RareX plans a different pathway to production than the complicated pathway Lynas chose with its integration of Mount Weld into a separation and finishing plant in Malaysia.

RareX wants to keep things simple by producing a concentrate to ship off to refineries in China, as well as the new ex-China capacity expected to come on stream in response to the western world’s task of weaning itself of Chinese supplies.

A resource upgrade at Cummins Range is likely next year, with particular interest in the scale of its higher grade potential.

In the meantime, RareX is out to add to its rare earths credentials through exploration. To that end, it recently raised $3m at 10c a share in a placement to fund a high-risk, high-impact drilling program at the cutely named Weld North prospect.

Weld North is a circular magnetic anomaly target under sand cover, 85km north of Lynas’ Mt Weld deposit. It could be a rare earths-bearing carbonatite intrusion or a granite intrusion of no interest. Watch out if it is the former in these days of heightened interest in rare earths, thanks to Elon.

Kingston (ASX:KSN):

It was mentioned here last week that PNG gold developer Kingston Resources (KSN) was one to watch giving the pending release of a pre-feasibility study into the redevelopment of the Misima gold deposit in PNG.

Kingston was trading at 24.5c at the time and has since managed to swim against the tide in a lower gold price-affected market to close on Thursday at 28.5c.

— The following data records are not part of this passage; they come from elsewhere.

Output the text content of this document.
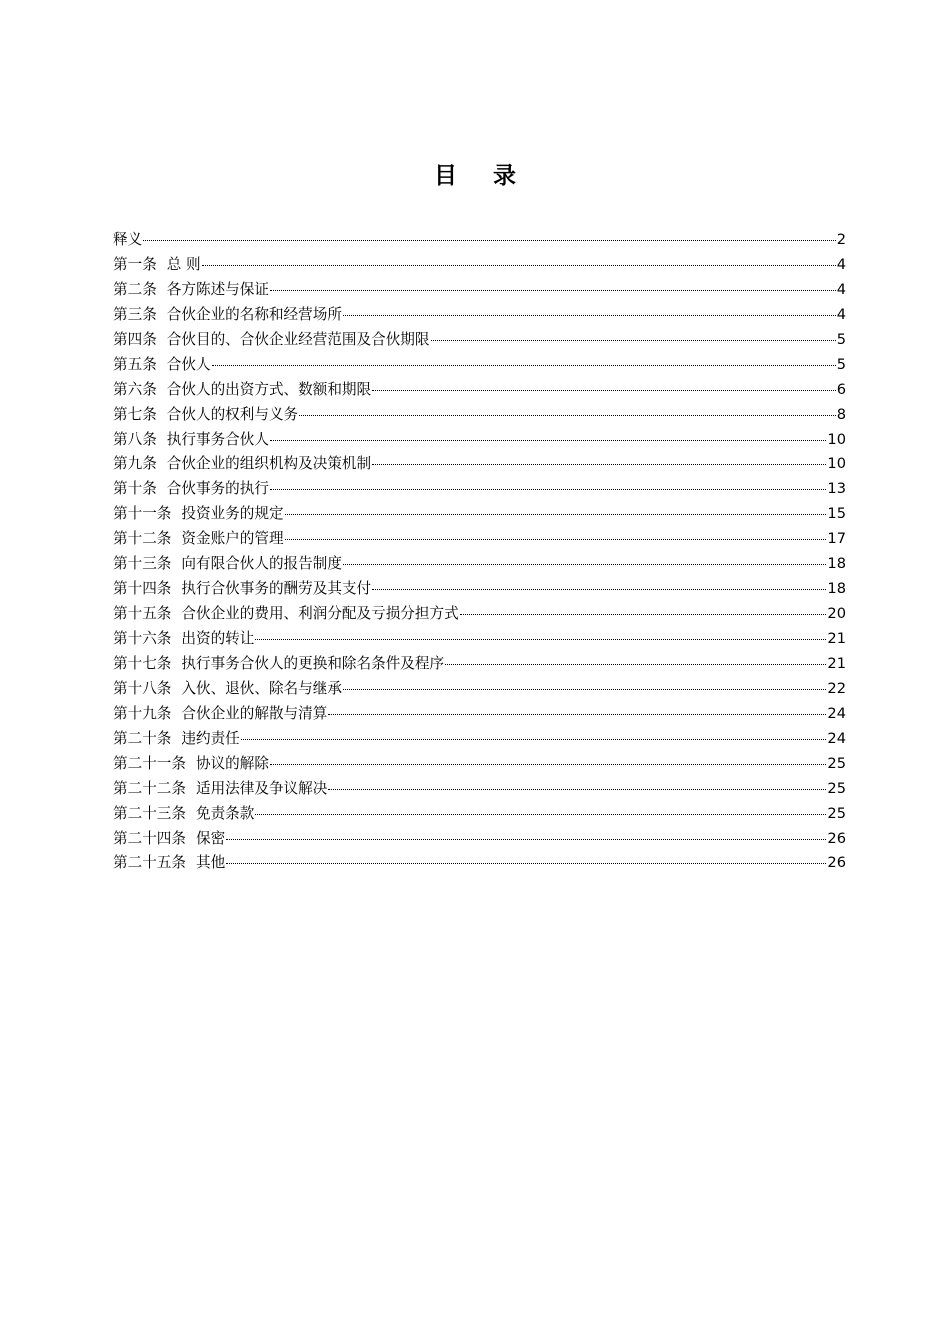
目 录
释义	2
第一条 总 则	4
第二条 各方陈述与保证	4
第三条 合伙企业的名称和经营场所	4
第四条 合伙目的、合伙企业经营范围及合伙期限	5
第五条 合伙人	5
第六条 合伙人的出资方式、数额和期限	6
第七条 合伙人的权利与义务	8
第八条 执行事务合伙人	10
第九条 合伙企业的组织机构及决策机制	10
第十条 合伙事务的执行	13
第十一条 投资业务的规定	15
第十二条 资金账户的管理	17
第十三条 向有限合伙人的报告制度	18
第十四条 执行合伙事务的酬劳及其支付	18
第十五条 合伙企业的费用、利润分配及亏损分担方式	20
第十六条 出资的转让	21
第十七条 执行事务合伙人的更换和除名条件及程序	21
第十八条 入伙、退伙、除名与继承	22
第十九条 合伙企业的解散与清算	24
第二十条 违约责任	24
第二十一条 协议的解除	25
第二十二条 适用法律及争议解决	25
第二十三条 免责条款	25
第二十四条 保密	26
第二十五条 其他	26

Figures in the PFS were pretty much as expected – 130,000oz annually over an expected initial mine life of 17 years from a $A283 capex project producing its gold at an all-in sustaining cost of $A1,159/oz.

So the case behind last week’s statement that Kingston, with one of the lowest enterprise value to resource ounces metrics of all ASX-listed gold explorers/developers, is overdue a re-rating on Misima has been confirmed with the PFS.

Having said that, Kingston’s ability to trade higher when all around it in the gold space were struggling in the wake of gold’s price weakness, probably had as much to do with the elevation of Mick Wilkes from non-executive director to non-executive chairman as the release of the PFS did.

The former OceanaGold president and CEO knows how to build mines and was a stickler for good ESG credentials with developments long before it became fashionable. His 10 years in PNG with Highlands Pacific is a major plus given Misima’s PNG address.